Evidence abounds that boards of directors at some systemically important financial firms in the US were rendered as a "gentlemen's club", which rubber-stamp all major decisions sponsored by the management. Often times, the independent non-executive directors (INEDs) did not have meaningful expertise or training in financial services sector. As a result, the board is unable to provide strategic direction for the firm's operations and effective guidance and backing for risk management and internal control. Cases also reveal that at some too-big-to-fail institutions, the risk management professionals were beholden to business people. This has led to lack of effective check and balance mechanism, which tolerated excessive risk-taking in pursuit of short-term rewards.

Management was motivated by short-term barometers such as quarterly results and year-end bonus. The pro-cyclical compensation structure, which rewards short-term results, doesn't help in restraining aggressive risk-taking. In addition, decisions for succession planning and appointment of Chairman/CEO was sometimes made not on candidates' well-rounded qualifications and merits but on factors not consistent with the interests of the shareholders and the firm's long-term viability.

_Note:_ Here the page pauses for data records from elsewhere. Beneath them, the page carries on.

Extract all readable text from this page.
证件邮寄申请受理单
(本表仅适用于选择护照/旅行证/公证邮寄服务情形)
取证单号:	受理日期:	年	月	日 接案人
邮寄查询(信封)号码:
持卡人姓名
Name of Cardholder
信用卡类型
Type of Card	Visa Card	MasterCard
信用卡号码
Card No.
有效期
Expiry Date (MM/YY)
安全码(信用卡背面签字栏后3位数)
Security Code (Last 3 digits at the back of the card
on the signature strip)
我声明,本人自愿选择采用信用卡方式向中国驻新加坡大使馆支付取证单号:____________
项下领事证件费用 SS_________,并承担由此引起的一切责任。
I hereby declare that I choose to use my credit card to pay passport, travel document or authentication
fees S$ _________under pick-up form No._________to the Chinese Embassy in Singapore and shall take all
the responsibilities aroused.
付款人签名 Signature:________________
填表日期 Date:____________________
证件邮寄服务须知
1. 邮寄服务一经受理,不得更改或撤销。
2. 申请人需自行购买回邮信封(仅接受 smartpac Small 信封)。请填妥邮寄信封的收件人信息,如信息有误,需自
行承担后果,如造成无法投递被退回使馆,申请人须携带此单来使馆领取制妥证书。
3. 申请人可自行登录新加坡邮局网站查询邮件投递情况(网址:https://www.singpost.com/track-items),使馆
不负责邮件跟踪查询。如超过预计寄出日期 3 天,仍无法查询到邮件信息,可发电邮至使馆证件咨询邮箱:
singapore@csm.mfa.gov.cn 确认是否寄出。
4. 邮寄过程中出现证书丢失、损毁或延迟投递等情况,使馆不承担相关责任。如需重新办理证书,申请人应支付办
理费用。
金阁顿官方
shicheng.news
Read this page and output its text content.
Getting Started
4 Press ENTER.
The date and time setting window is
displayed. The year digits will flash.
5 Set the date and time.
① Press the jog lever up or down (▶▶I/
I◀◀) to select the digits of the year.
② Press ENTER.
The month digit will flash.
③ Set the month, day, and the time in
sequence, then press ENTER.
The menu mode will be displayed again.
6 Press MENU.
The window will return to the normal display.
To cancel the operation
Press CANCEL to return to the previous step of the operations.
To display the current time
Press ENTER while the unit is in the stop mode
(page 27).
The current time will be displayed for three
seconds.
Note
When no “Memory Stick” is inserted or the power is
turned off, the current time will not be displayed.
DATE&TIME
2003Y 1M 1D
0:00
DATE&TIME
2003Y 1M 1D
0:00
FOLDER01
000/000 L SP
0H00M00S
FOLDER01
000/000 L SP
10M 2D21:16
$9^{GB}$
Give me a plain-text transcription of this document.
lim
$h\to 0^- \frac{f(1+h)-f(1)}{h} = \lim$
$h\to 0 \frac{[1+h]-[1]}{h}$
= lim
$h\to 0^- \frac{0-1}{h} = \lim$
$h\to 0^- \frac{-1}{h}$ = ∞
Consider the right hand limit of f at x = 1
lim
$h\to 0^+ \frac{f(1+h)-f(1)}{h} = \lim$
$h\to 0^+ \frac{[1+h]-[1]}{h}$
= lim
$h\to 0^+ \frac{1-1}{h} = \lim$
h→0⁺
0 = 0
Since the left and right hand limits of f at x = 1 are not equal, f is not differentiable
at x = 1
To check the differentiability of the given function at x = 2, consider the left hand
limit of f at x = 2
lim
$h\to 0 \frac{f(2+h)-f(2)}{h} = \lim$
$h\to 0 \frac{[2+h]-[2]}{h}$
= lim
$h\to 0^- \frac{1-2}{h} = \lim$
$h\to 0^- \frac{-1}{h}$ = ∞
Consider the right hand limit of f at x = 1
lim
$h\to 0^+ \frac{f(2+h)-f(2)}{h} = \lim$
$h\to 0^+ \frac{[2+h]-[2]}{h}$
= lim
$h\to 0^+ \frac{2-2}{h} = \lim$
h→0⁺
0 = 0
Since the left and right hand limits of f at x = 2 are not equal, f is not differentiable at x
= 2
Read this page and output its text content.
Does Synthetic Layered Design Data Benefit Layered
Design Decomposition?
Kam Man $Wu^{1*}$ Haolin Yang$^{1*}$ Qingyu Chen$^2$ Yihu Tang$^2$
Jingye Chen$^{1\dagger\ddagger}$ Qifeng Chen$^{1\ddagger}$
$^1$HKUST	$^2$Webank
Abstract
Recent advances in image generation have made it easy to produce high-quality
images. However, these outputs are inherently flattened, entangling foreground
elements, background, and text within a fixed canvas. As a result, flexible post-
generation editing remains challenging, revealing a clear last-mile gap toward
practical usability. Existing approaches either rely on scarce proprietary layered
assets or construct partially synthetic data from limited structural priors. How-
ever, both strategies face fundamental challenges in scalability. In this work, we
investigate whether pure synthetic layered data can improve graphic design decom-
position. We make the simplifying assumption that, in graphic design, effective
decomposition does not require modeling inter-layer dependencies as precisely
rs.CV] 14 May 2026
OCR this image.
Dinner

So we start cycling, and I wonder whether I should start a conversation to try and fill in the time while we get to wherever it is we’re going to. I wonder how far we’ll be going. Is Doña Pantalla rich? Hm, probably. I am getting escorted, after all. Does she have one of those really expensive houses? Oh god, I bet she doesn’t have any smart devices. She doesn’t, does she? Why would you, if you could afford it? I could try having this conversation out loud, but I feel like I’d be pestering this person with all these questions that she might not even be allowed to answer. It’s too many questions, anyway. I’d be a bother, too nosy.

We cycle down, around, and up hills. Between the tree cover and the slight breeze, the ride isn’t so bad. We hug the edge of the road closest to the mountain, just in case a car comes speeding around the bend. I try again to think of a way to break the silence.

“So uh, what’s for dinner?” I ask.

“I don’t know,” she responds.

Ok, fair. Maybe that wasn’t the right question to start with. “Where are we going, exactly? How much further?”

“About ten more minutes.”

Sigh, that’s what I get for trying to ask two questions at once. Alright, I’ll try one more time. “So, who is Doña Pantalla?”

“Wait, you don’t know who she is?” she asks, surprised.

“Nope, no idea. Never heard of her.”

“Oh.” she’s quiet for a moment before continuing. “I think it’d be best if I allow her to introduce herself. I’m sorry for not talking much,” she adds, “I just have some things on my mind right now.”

Regulators should impose higher governance standards on systemically important and internationally active financial institutions. At the minimum, the majority of their INEDs should be financially literate and can provide the management with substantive guidance in areas of the firm's strategic positioning in the market place, balance between business expansion and quality of growth, financial innovations, succession planning and etc. The annual report of such firms should disclose how active the INEDs are with respect to the firm's issues in and out of the boardrooms, so that investors can judge the effectiveness of the board in discharging its fiduciary duties. In some countries, it may also help to abolish the practice of the same person holding both positions of chairman and CEO, especially in those financial institutions of systemic importance.